The Street Children's centre in Ngozi has been functioning with an average of 90 children per month, of whom 26 are boarders. Of the 90, more than half go to primary school, others follow a reading and writing course in the centre as they are too old for the school, and the rest have enrolled in carpentry and masonry courses. The Bujumbura centre now has 41 children, of whom 39 go to school. The sale of market garden vegetables tended by the children has brought in CHF 1,236.
The food kitchen in Bujumbura, situated in the BRC compound, has continued to serve daily meals to about 50 vulnerable women, the old and street children.
During late 1999 and in time for the first season 2000, the BRC has distributed more than 44 mt of potato and bean seeds to 4,233 smallholders, under projects financed by the German and American governments. In addition, for the second season 2000, the German government will finance the purchase of vegetable seeds for 200,000 families. The seeds are being bought at this time.
Income Generating Projects
The chicken husbandry projects in Bujumbura and Muyinga which started at the beginning of the year have generated gross receipts of CHF 22,006.
The kilns for baking tiles in Matongo and Muyinga, and the two brick making kilns in Kirundo and Muramvya, are now operational and so far this year have generated receipts of CHF 2,309.
The Burundi Red Cross is facing an uncertain time in its programming, and is having to expend much of its effort in addressing the critical emergency situation in the camps around Bujumbura.
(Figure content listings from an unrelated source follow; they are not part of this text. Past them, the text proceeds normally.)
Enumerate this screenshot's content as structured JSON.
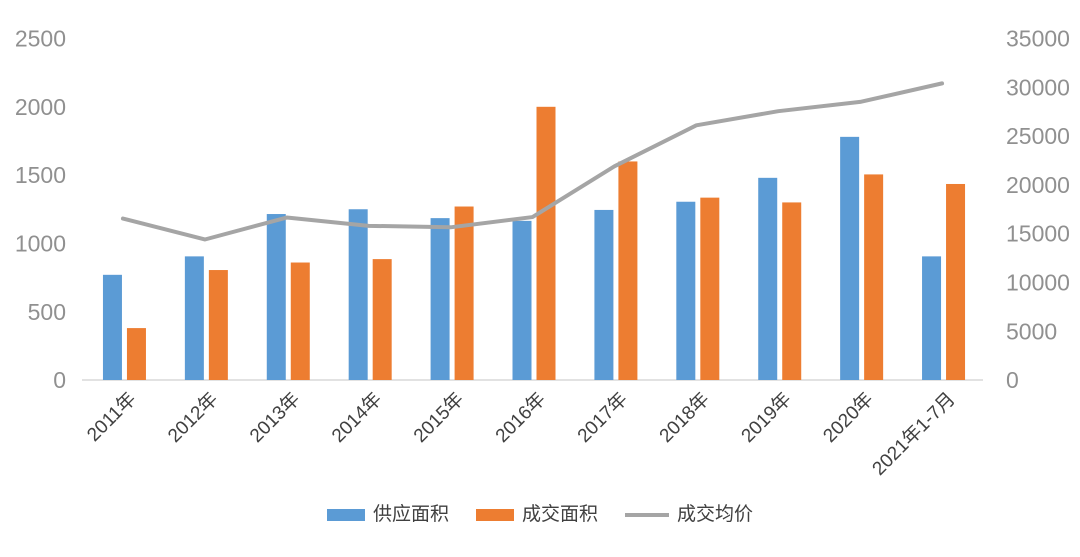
{
  "chart_data": {
    "type": "bar",
    "subtype": "grouped-bars-with-line-dual-axis",
    "title": "",
    "categories": [
      "2011年",
      "2012年",
      "2013年",
      "2014年",
      "2015年",
      "2016年",
      "2017年",
      "2018年",
      "2019年",
      "2020年",
      "2021年1-7月"
    ],
    "series": [
      {
        "name": "供应面积",
        "type": "bar",
        "axis": "left",
        "color": "#5B9BD5",
        "values": [
          770,
          905,
          1215,
          1250,
          1185,
          1165,
          1245,
          1305,
          1480,
          1780,
          905
        ]
      },
      {
        "name": "成交面积",
        "type": "bar",
        "axis": "left",
        "color": "#ED7D31",
        "values": [
          380,
          805,
          860,
          885,
          1270,
          2000,
          1600,
          1335,
          1300,
          1505,
          1435
        ]
      },
      {
        "name": "成交均价",
        "type": "line",
        "axis": "right",
        "color": "#A5A5A5",
        "values": [
          16550,
          14400,
          16650,
          15800,
          15650,
          16700,
          21900,
          26100,
          27550,
          28500,
          30400
        ]
      }
    ],
    "left_axis": {
      "min": 0,
      "max": 2500,
      "step": 500,
      "tick_labels": [
        "0",
        "500",
        "1000",
        "1500",
        "2000",
        "2500"
      ]
    },
    "right_axis": {
      "min": 0,
      "max": 35000,
      "step": 5000,
      "tick_labels": [
        "0",
        "5000",
        "10000",
        "15000",
        "20000",
        "25000",
        "30000",
        "35000"
      ]
    },
    "grid": false,
    "legend_position": "bottom",
    "background": "#FFFFFF"
  },
  "legend": {
    "items": [
      {
        "label": "供应面积",
        "marker": "rect",
        "color": "#5B9BD5"
      },
      {
        "label": "成交面积",
        "marker": "rect",
        "color": "#ED7D31"
      },
      {
        "label": "成交均价",
        "marker": "line",
        "color": "#A5A5A5"
      }
    ]
  },
  "styles": {
    "axis_text_color": "#909090",
    "category_text_color": "#404040",
    "legend_text_color": "#404040",
    "axis_line_color": "#D9D9D9"
  }
}
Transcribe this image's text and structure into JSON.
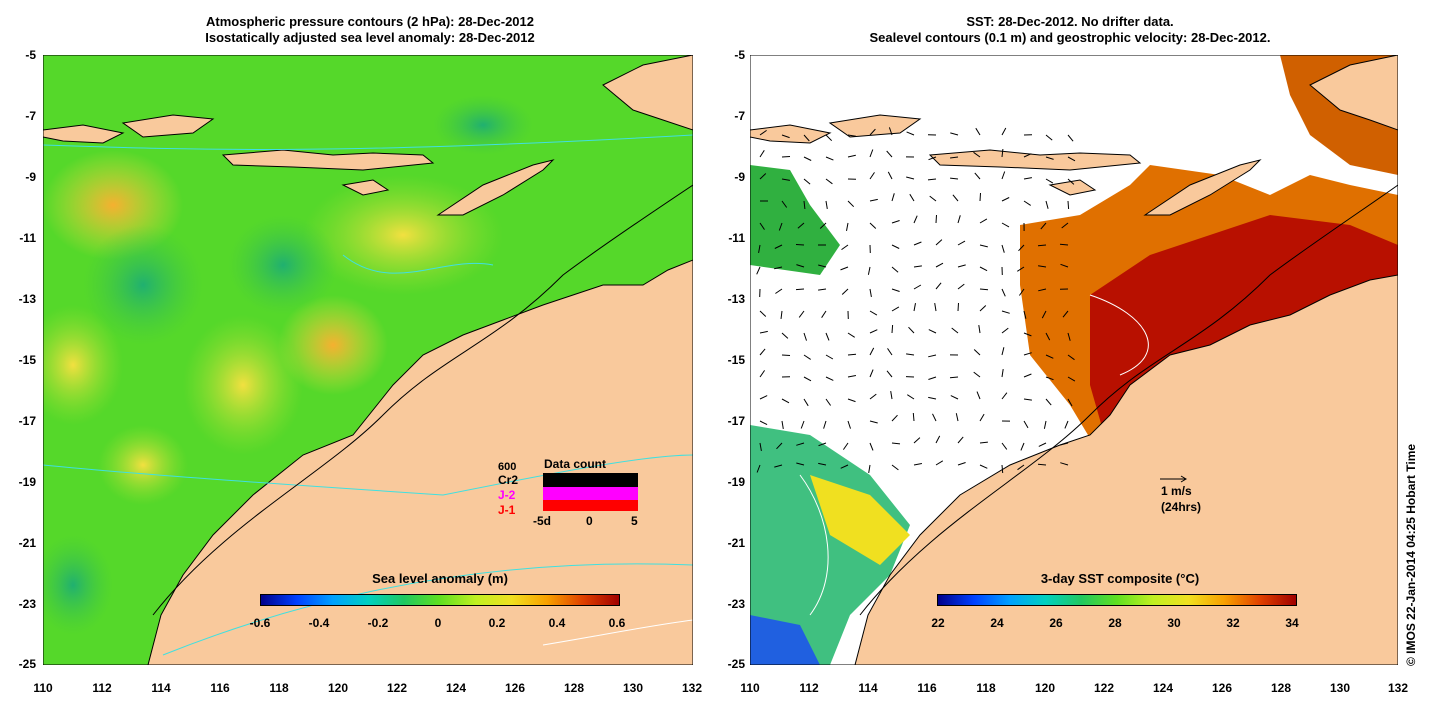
{
  "left_panel": {
    "title_line1": "Atmospheric pressure contours (2 hPa): 28-Dec-2012",
    "title_line2": "Isostatically adjusted sea level anomaly: 28-Dec-2012",
    "y_ticks": [
      "-5",
      "-7",
      "-9",
      "-11",
      "-13",
      "-15",
      "-17",
      "-19",
      "-21",
      "-23",
      "-25"
    ],
    "x_ticks": [
      "110",
      "112",
      "114",
      "116",
      "118",
      "120",
      "122",
      "124",
      "126",
      "128",
      "130",
      "132"
    ],
    "colorbar_title": "Sea level anomaly (m)",
    "colorbar_ticks": [
      "-0.6",
      "-0.4",
      "-0.2",
      "0",
      "0.2",
      "0.4",
      "0.6"
    ],
    "data_count": {
      "title": "Data count",
      "max_label": "600",
      "labels": [
        "Cr2",
        "J-2",
        "J-1"
      ],
      "axis_labels": [
        "-5d",
        "0",
        "5"
      ],
      "colors": {
        "Cr2": "#000000",
        "J-2": "#ff00ff",
        "J-1": "#ff0000"
      }
    }
  },
  "right_panel": {
    "title_line1": "SST: 28-Dec-2012. No drifter data.",
    "title_line2": "Sealevel contours (0.1 m) and geostrophic velocity: 28-Dec-2012.",
    "y_ticks": [
      "-5",
      "-7",
      "-9",
      "-11",
      "-13",
      "-15",
      "-17",
      "-19",
      "-21",
      "-23",
      "-25"
    ],
    "x_ticks": [
      "110",
      "112",
      "114",
      "116",
      "118",
      "120",
      "122",
      "124",
      "126",
      "128",
      "130",
      "132"
    ],
    "colorbar_title": "3-day SST composite (°C)",
    "colorbar_ticks": [
      "22",
      "24",
      "26",
      "28",
      "30",
      "32",
      "34"
    ],
    "velocity_scale": {
      "label1": "1 m/s",
      "label2": "(24hrs)"
    }
  },
  "credit": "© IMOS 22-Jan-2014 04:25 Hobart Time",
  "colors": {
    "land": "#f9c99c",
    "ocean_green": "#55dd22",
    "sst_orange": "#e08000",
    "sst_red": "#b81000"
  }
}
Inevitably this means that the needs may well change from more developmental support to more operational assistance, and thus the need for cash and goods-in-kind to be able to respond, where possible, to those needs. The DPP stock is being used and will require replacement during 2000, and ongoing distributions require a strong supply of goods. This was not foreseen when the Appeal 2000 was being drawn up. We propose to continually assess the situation and the BRC capacity to respond, and issue additional requests for support as further needs are identified. Where developmental work can safely continue, this will go ahead as outlined in the Appeal 2000 document.
External relations - Government/UN/NGOs/Media
Relations with the Government
The Federation has enjoyed a good relationship with the government of Burundi at all levels despite its opposition to the policy of regroupment.
Relations with UN Agencies and NGOs
There is good co-operation between the UN Agencies, the Red Cross and the NGOs, particularly with regard to the changing security situations and co-ordination regarding emergency assistance to the displaced populations. At the same time, the Federation and BRC insist on undertaking their own independent assessments and distributions.
See Annex 1 for details.
The first few months of this reporting period saw a continuing development of the planned programmes being run by the BRC with Federation support. Despite the difficult conditions these developmental activities in several provinces will continue. However, the displacement of the Bujumbura Rural population, the deteriorating security situation throughout the country and the killings of the UN staff in Rutana have all led to a re-focussing of the BRC's activities in the last quarter of the year. The priority area now is emergency support - where possible - to the displaced families and the continuing distribution of non-food items and the water for them.
The outlook for the vulnerable populations in Burundi is very unsettled and it is hard to predict how the situation will develop. The people of Burundi have never needed outside help more than they need it now, and we count on the continued support from donors into 2000 to ensure the Burundi Red Cross continues to assist them.